Looking for Livingstone: An Odyssey of Silence

Description

80 pages
$10.95
ISBN 0-920544-88-6
DDC C813'.54

Publisher

Year

1991

Contributor

Reviewed by Susan Minsos

Susan Minsos is a sessional instructor of English at the University of
Alberta.

Review

As Michael Ondaatje poetically re-explores and reinvents the career of
William Bonney in his The Collected Works of BiIly the Kids, so Philip
structures her political metahistory Looking for Livingstone. In prose
and poetry, the traveller-narrator describes her search for—and
around, and beyond—the adventurer David Livingstone.

The traveller’s journey transcends time and occasion. She asserts
that she has “been on the road for some five million years.”
Livingstone’s life spans 70 years in the nineteenth century, yet
traveller and adventurer meet.
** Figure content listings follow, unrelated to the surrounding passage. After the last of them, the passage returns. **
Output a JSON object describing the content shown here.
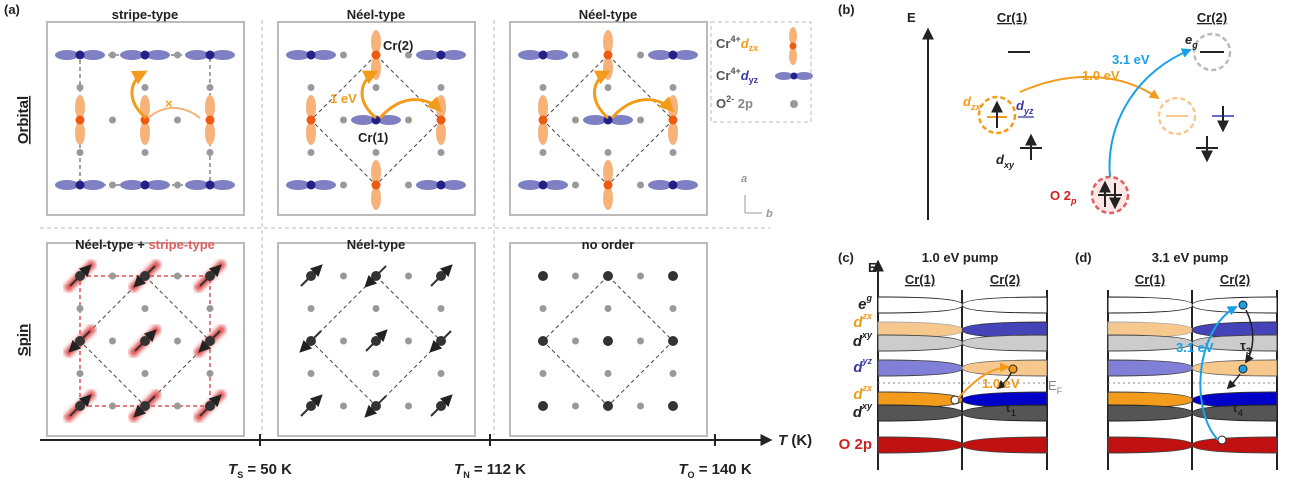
{
  "panel_a": {
    "label": "(a)",
    "row_labels": [
      "Orbital",
      "Spin"
    ],
    "orbital_titles": [
      "stripe-type",
      "Néel-type",
      "Néel-type"
    ],
    "spin_titles": [
      {
        "first": "Néel-type + ",
        "second": "stripe-type"
      },
      "Néel-type",
      "no order"
    ],
    "legend": [
      {
        "main": "Cr",
        "sup": "4+",
        "orb": "d",
        "sub": "zx"
      },
      {
        "main": "Cr",
        "sup": "4+",
        "orb": "d",
        "sub": "yz"
      },
      {
        "main": "O",
        "sup": "2-",
        "orb": " 2p"
      }
    ],
    "annotations": {
      "cr2": "Cr(2)",
      "cr1": "Cr(1)",
      "hop": "1 eV",
      "cross": "×",
      "axis_a": "a",
      "axis_b": "b"
    },
    "axis": {
      "label": {
        "main": "T",
        "rest": " (K)"
      },
      "ticks": [
        {
          "main": "T",
          "sub": "S",
          "rest": " = 50 K"
        },
        {
          "main": "T",
          "sub": "N",
          "rest": " = 112 K"
        },
        {
          "main": "T",
          "sub": "O",
          "rest": " = 140 K"
        }
      ]
    }
  },
  "panel_b": {
    "label": "(b)",
    "energy": "E",
    "sites": [
      "Cr(1)",
      "Cr(2)"
    ],
    "transitions": [
      "1.0 eV",
      "3.1 eV"
    ],
    "levels": {
      "eg": {
        "main": "e",
        "sub": "g"
      },
      "dzx": {
        "main": "d",
        "sub": "zx"
      },
      "dyz": {
        "main": "d",
        "sub": "yz"
      },
      "dxy": {
        "main": "d",
        "sub": "xy"
      },
      "o2p": {
        "main": "O 2",
        "sub": "p"
      }
    }
  },
  "panel_c": {
    "label": "(c)",
    "title": "1.0 eV pump",
    "energy": "E",
    "sites": [
      "Cr(1)",
      "Cr(2)"
    ],
    "levels": [
      {
        "main": "e",
        "sub": "g"
      },
      {
        "main": "d",
        "sub": "zx"
      },
      {
        "main": "d",
        "sub": "xy"
      },
      {
        "main": "d",
        "sub": "yz"
      },
      {
        "main": "d",
        "sub": "zx"
      },
      {
        "main": "d",
        "sub": "xy"
      },
      {
        "main": "O 2p"
      }
    ],
    "transition": "1.0 eV",
    "tau": {
      "main": "τ",
      "sub": "1"
    },
    "fermi": {
      "main": "E",
      "sub": "F"
    }
  },
  "panel_d": {
    "label": "(d)",
    "title": "3.1 eV pump",
    "sites": [
      "Cr(1)",
      "Cr(2)"
    ],
    "transition": "3.1 eV",
    "taus": [
      {
        "main": "τ",
        "sub": "3"
      },
      {
        "main": "τ",
        "sub": "4"
      }
    ]
  }
}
The well-known Scottish explorer, who
“now lies buried at Westminster Abbey because he ‘discovered’ and
explored Africa,” informs the traveller that he found Victoria Falls:
a fact. Not so, counters the traveller, who makes much of the famous
word, “presume,” associated with the Stanley-Livingstone meeting.
“Sekeletu, chief of the Makololo, discovered the Falls.” Named them
“Mosioatunya.” For her own sake, the traveller wants to discover
what language has obscured. She regards “Silences” as palpable
things that belong to “their owners” and comments to Livingstone,
“but there had to have been silence before there were words, right?”
In defending his exploration of Africa and his consequent fame,
Livingstone can’t cope with the accusations, the sexuality, or the
silent primal force of the female traveller.